When it comes to Nvidia, the company is heavily engaged on increasing the yields for its products. With Kepler, Nvidia shifted to a new die strategy, and even though we've heard more rumors about the GK106 chips, the fact of the matter is that Kepler will remain a three GPU line-up: GK104 for performance, GK107 for mobile and entry-level desktop and the GK110 for high-end computational and visualization parts. Ultimately, GK104 served as the GTX 660/670/680/690, Quadro K5000 and Tesla K10, GK107 serves in numerous low-power mobile and desktop designs. GK110 will make a public appearance only in December as the Tesla K20, with a yet unannounced amount of video memory (according to our sources, NV is trying to secure different packaging to enable 12GB of GDDR5 memory, but realistically – prototype boards we saw utilized "just" 6GB).
Naturally, all of these movements don't hold much promise for the next generation GeForce cards. Given that the Maxwell, GM1xx parts won't be available until the first half of 2014, the GeForce and Quadro parts should continue to rely on refreshed/renamed GK104/107/110 parts. The GK110 is planned to expand and become available as the Quadro K6000 6GB, for those that require ultimate performance on a single piece of silicon.
In case you've doubted it, Maxwell is a 20nm part, capable of being manufactured in GlobalFoundries, IBM, Samsung and TSMC – 20nm Gate-Last HKMG will equalize between TSMC and Common Platform alliance – a move Nvidia and Qualcomm cannot wait to see come to frutition.
Availability of that part however, will not come sooner than the first half of next year.
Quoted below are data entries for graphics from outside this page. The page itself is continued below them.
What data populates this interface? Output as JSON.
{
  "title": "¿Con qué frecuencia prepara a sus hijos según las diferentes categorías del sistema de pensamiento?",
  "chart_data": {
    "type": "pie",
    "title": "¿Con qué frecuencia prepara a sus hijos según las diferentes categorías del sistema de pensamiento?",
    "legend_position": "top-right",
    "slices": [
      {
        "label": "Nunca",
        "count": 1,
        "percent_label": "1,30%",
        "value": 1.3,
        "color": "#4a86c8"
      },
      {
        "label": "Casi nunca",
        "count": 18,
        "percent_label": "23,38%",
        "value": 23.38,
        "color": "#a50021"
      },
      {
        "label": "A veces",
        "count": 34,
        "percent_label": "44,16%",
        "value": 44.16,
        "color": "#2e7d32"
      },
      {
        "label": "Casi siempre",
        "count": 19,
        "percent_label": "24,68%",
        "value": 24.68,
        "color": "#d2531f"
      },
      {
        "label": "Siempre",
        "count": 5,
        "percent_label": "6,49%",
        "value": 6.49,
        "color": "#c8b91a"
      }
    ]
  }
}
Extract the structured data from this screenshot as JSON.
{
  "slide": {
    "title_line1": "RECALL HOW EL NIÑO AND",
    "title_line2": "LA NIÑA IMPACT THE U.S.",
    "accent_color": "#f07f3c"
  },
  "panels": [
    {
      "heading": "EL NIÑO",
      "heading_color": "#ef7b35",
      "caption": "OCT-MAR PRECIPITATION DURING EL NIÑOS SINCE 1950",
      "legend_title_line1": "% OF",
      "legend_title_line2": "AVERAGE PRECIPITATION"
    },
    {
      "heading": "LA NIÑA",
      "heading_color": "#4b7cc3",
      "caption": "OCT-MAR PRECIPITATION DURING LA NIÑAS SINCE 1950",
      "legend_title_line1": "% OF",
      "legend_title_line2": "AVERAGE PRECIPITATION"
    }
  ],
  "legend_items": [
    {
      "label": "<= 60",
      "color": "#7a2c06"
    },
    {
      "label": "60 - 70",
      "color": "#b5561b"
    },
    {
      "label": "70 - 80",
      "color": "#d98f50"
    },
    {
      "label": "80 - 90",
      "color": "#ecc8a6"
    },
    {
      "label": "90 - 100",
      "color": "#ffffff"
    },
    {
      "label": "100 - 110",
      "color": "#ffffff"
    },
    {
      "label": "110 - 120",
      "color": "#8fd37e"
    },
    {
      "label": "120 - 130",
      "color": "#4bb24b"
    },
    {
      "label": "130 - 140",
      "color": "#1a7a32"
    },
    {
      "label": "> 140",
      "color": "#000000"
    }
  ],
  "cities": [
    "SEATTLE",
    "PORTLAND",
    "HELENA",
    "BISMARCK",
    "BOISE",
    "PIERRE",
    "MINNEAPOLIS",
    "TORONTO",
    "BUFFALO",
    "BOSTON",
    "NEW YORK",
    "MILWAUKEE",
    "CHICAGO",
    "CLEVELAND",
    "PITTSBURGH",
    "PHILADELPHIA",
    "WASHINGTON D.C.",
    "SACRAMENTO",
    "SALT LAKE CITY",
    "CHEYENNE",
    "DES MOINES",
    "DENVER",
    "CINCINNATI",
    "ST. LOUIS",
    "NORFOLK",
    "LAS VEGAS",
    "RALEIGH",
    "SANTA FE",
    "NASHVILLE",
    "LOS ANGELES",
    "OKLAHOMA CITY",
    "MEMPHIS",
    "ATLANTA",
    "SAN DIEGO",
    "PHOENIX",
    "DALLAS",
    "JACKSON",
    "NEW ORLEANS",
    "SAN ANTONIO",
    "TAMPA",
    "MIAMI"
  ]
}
As far as the GeForce GTX 700 Series is concerned, the parts should repeat the same cadence as this year's lineup. However, the newer revised parts should offer further clock improvements, to the level where they can offer between 25-30% higher performance and power efficiency, while the company is working on parts based on the Maxwell GPU architecture, which should drive 2014 as one of key years in Nvidia's history. Maxwell will be the first top-to-bottom GPU architecture, powering everything from Tegra to Tesla. Furthermore, Maxwell should be the first GPU part to integrate the 64-bit ARM core which carries the codename "Project Denver". Putting the typically-bandwidth starved ARM cores onto an internal bus which in GPUs goes beyond 1.5TB/s should significantly change the playing game – a GPU capable of booting an operating system, regardless of what lies currently in public documents.
All in all, 2013 will see AMD's Sea Islands fight first versus Nvidia's Kepler refresh, and only then against the Maxwell. Real battle will come only in 2014.